As a grain marketer with links throughout Australia and the globe, Plum Grove is well placed to comment on current market trends. To hear what has been going on in wheat markets and to discuss the major factors likely to dictate our wheat prices this season, we spoke with Pete Rees, Plum Grove’s Grower and Consultant Relationship Manager.
Drought bites hard
In Australia this year the wheat market has been completely dominated by the East Coast drought. “The impacts on pricing were huge”, said Pete, “For example, in December last year, the APW1 price was $298 USD FOB Kwinana versus Black Sea $230 USD FOB.”
As a result, Indonesian millers could import Russian wheat around $50 USD/t cheaper than the Aussie comparison. “This has seen Indonesian imports of Australian wheat fall over 80% in two years, from 5mmt to 2.3mmt last year with a forecast of less than 1mmt this year,” commented Mr Rees.
The huge drop in supply of Australian grain from the drought has the US Department of Agriculture forecasting the lowest Australian wheat exports in nearly 50 years.
Despite this difficult export market, Plum Grove is on track to achieve 50% market share in Indonesian wheat exports and nearly 20% of wheat exports to Japan and Korea this season. “This is due to our focus on strong relationships in export markets and our unique business model that connects growers to major consumers of Aussie wheat.”
Looking ahead
We see the next season dominated by big supplies and sluggish demand for most agricultural commodities. The global wheat crop is estimated to grow 38.5mmmt from 2018/19, with 85% of that growth coming from improvements in the major exporters including ourselves, the Black Sea region, the USA and the EU.
Demand is growing slower, up 21.6mmt for the year, which means wheat stocks are forecast to grow in 2019/20 and forecast world stocks to use in wheat are the highest in 40 years.

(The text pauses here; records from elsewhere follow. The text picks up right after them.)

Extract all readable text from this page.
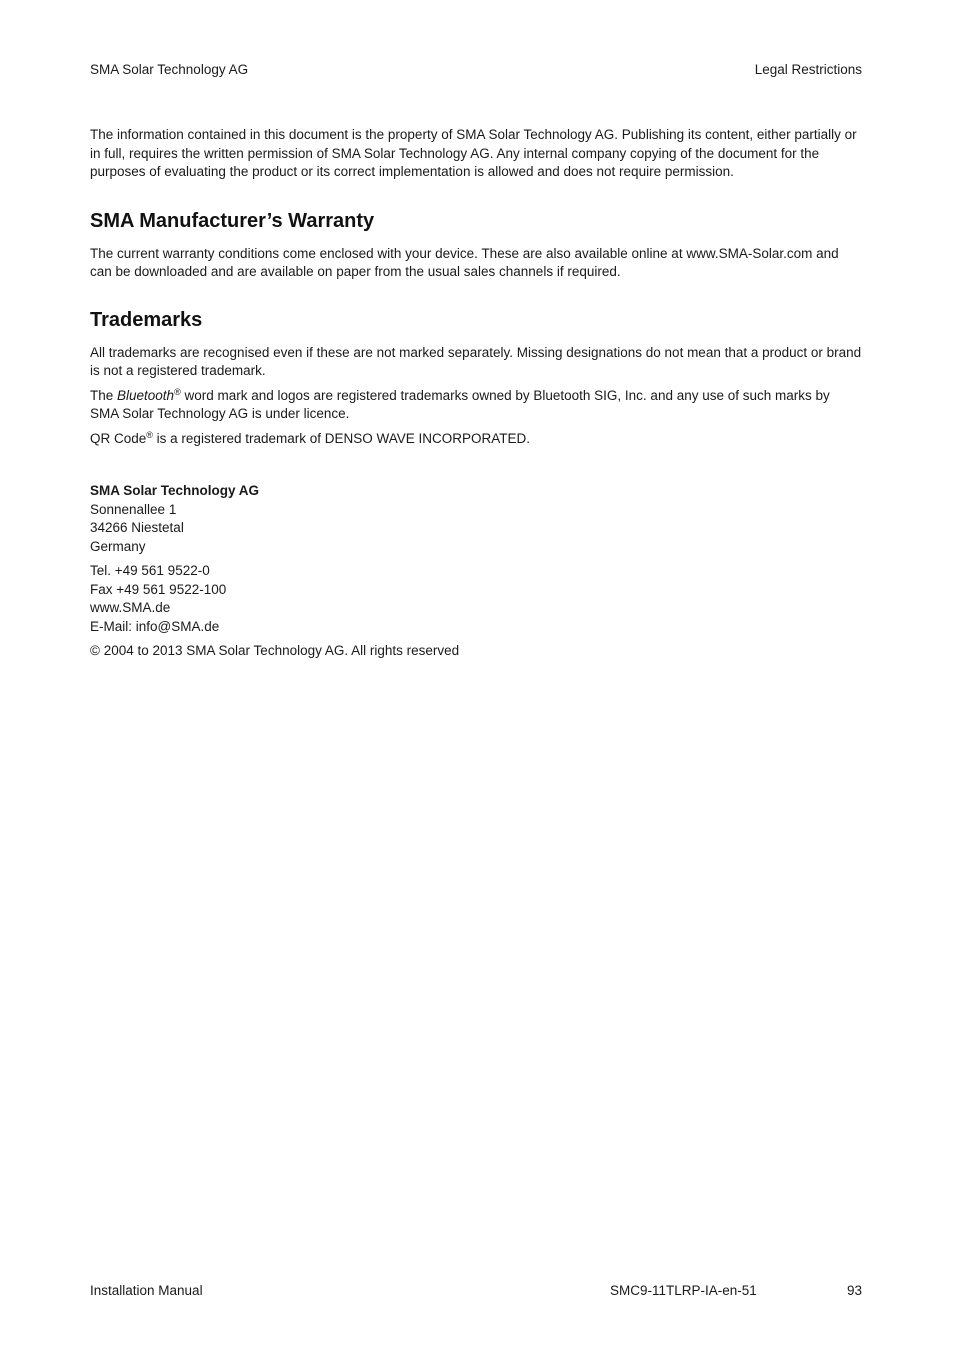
SMA Solar Technology AG	Legal Restrictions

The information contained in this document is the property of SMA Solar Technology AG. Publishing its content, either partially or in full, requires the written permission of SMA Solar Technology AG. Any internal company copying of the document for the purposes of evaluating the product or its correct implementation is allowed and does not require permission.

SMA Manufacturer’s Warranty

The current warranty conditions come enclosed with your device. These are also available online at www.SMA-Solar.com and can be downloaded and are available on paper from the usual sales channels if required.

Trademarks

All trademarks are recognised even if these are not marked separately. Missing designations do not mean that a product or brand is not a registered trademark.

The Bluetooth® word mark and logos are registered trademarks owned by Bluetooth SIG, Inc. and any use of such marks by SMA Solar Technology AG is under licence.

QR Code® is a registered trademark of DENSO WAVE INCORPORATED.

SMA Solar Technology AG
Sonnenallee 1
34266 Niestetal
Germany
Tel. +49 561 9522-0
Fax +49 561 9522-100
www.SMA.de
E-Mail: info@SMA.de
© 2004 to 2013 SMA Solar Technology AG. All rights reserved
Installation Manual	SMC9-11TLRP-IA-en-51	93
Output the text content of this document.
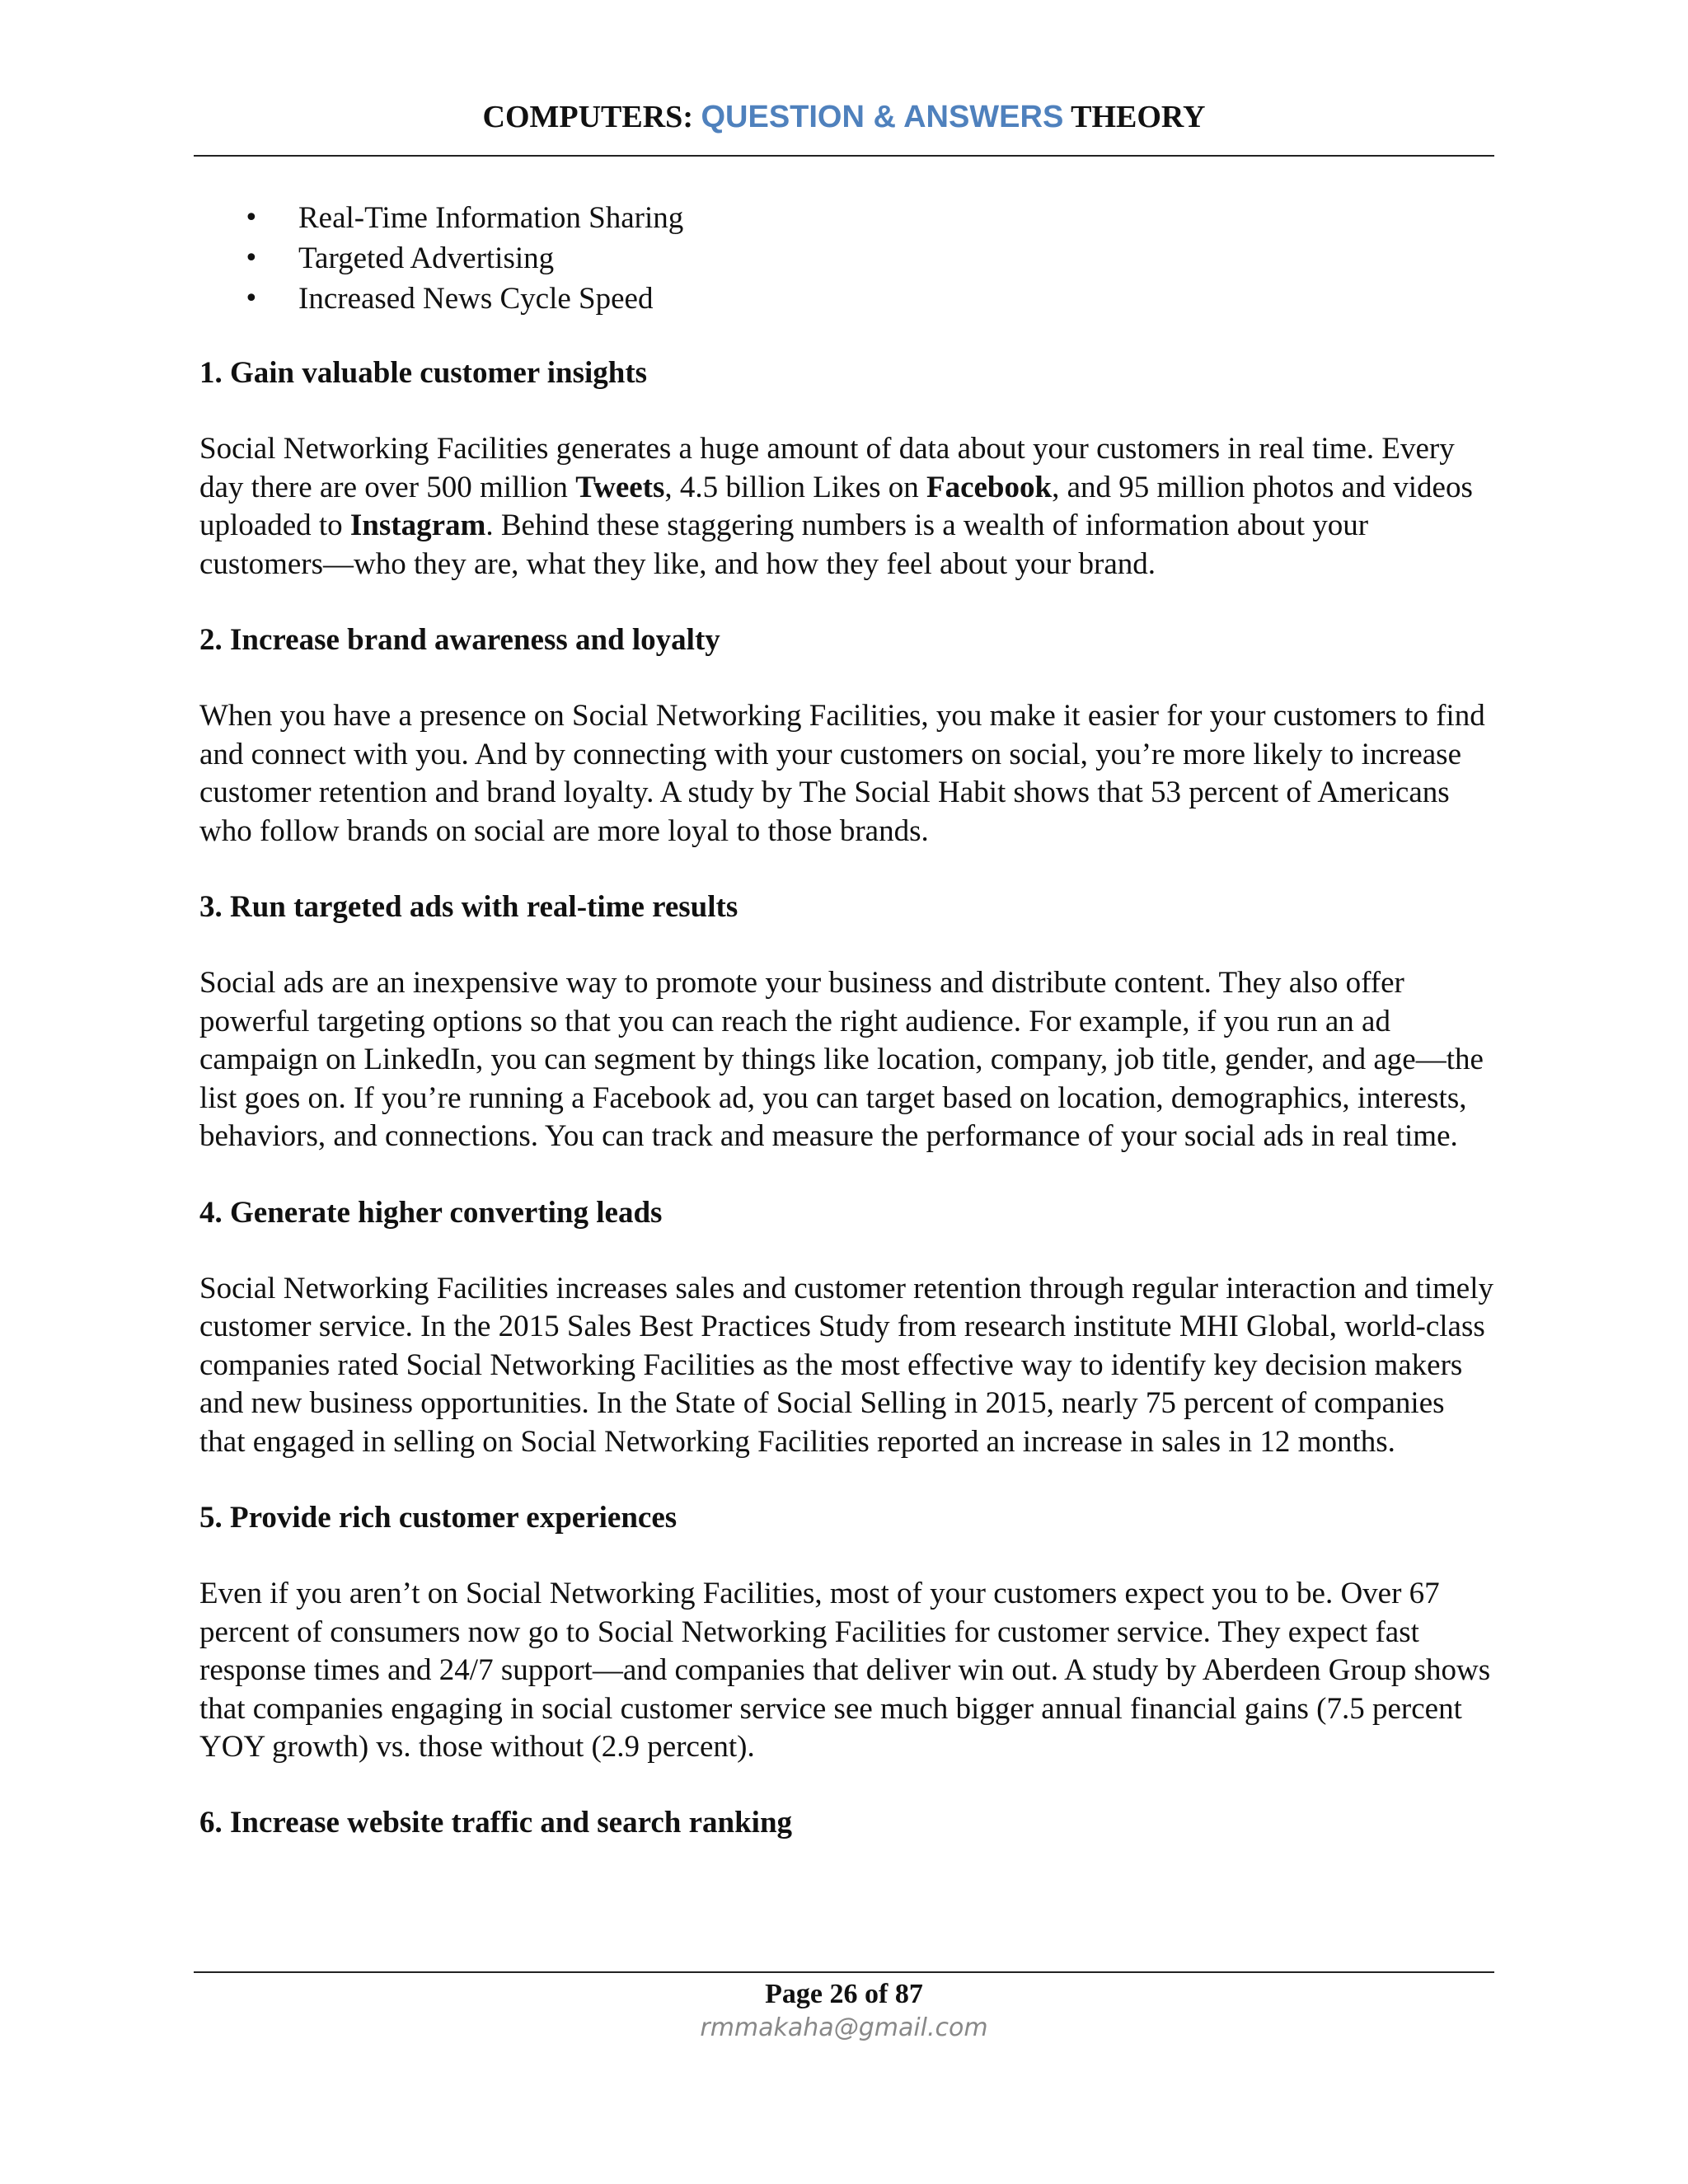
COMPUTERS: QUESTION & ANSWERS THEORY
• Real-Time Information Sharing
• Targeted Advertising
• Increased News Cycle Speed
1. Gain valuable customer insights

Social Networking Facilities generates a huge amount of data about your customers in real time. Every day there are over 500 million Tweets, 4.5 billion Likes on Facebook, and 95 million photos and videos uploaded to Instagram. Behind these staggering numbers is a wealth of information about your customers—who they are, what they like, and how they feel about your brand.

2. Increase brand awareness and loyalty

When you have a presence on Social Networking Facilities, you make it easier for your customers to find and connect with you. And by connecting with your customers on social, you’re more likely to increase customer retention and brand loyalty. A study by The Social Habit shows that 53 percent of Americans who follow brands on social are more loyal to those brands.

3. Run targeted ads with real-time results

Social ads are an inexpensive way to promote your business and distribute content. They also offer powerful targeting options so that you can reach the right audience. For example, if you run an ad campaign on LinkedIn, you can segment by things like location, company, job title, gender, and age—the list goes on. If you’re running a Facebook ad, you can target based on location, demographics, interests, behaviors, and connections. You can track and measure the performance of your social ads in real time.

4. Generate higher converting leads

Social Networking Facilities increases sales and customer retention through regular interaction and timely customer service. In the 2015 Sales Best Practices Study from research institute MHI Global, world-class companies rated Social Networking Facilities as the most effective way to identify key decision makers and new business opportunities. In the State of Social Selling in 2015, nearly 75 percent of companies that engaged in selling on Social Networking Facilities reported an increase in sales in 12 months.

5. Provide rich customer experiences

Even if you aren’t on Social Networking Facilities, most of your customers expect you to be. Over 67 percent of consumers now go to Social Networking Facilities for customer service. They expect fast response times and 24/7 support—and companies that deliver win out. A study by Aberdeen Group shows that companies engaging in social customer service see much bigger annual financial gains (7.5 percent YOY growth) vs. those without (2.9 percent).

6. Increase website traffic and search ranking
Page 26 of 87
rmmakaha@gmail.com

Russia, the world price benchmark these days, is on track to have its second largest wheat crop ever and prices there are around $190 USD FOB. To compete with this, WA APW1 prices to the farmer would have about $30/t downside.
Rainfall across Eastern Australia in April/May has hopefully decreased the chances of another severe drought, removing the need to tranship grain from SA and WA next season.
If there are no production upsets in the northern hemisphere, world prices are likely to remain low and if we need to grow exports, we will have to meet those prices to buy back demand for milling wheats. While it’s still quite dry in WA, world markets are yet to sit up and take notice, given they got by well without us last year.
The obvious exception to this is Noodle wheat. While Japan and Korea can adjust their blend based on seasonal conditions, Western Australia currently has a monopoly on supply of these products. Despite a very high carry out of ANW from a big season last year, the markets will be watching our crop conditions closely.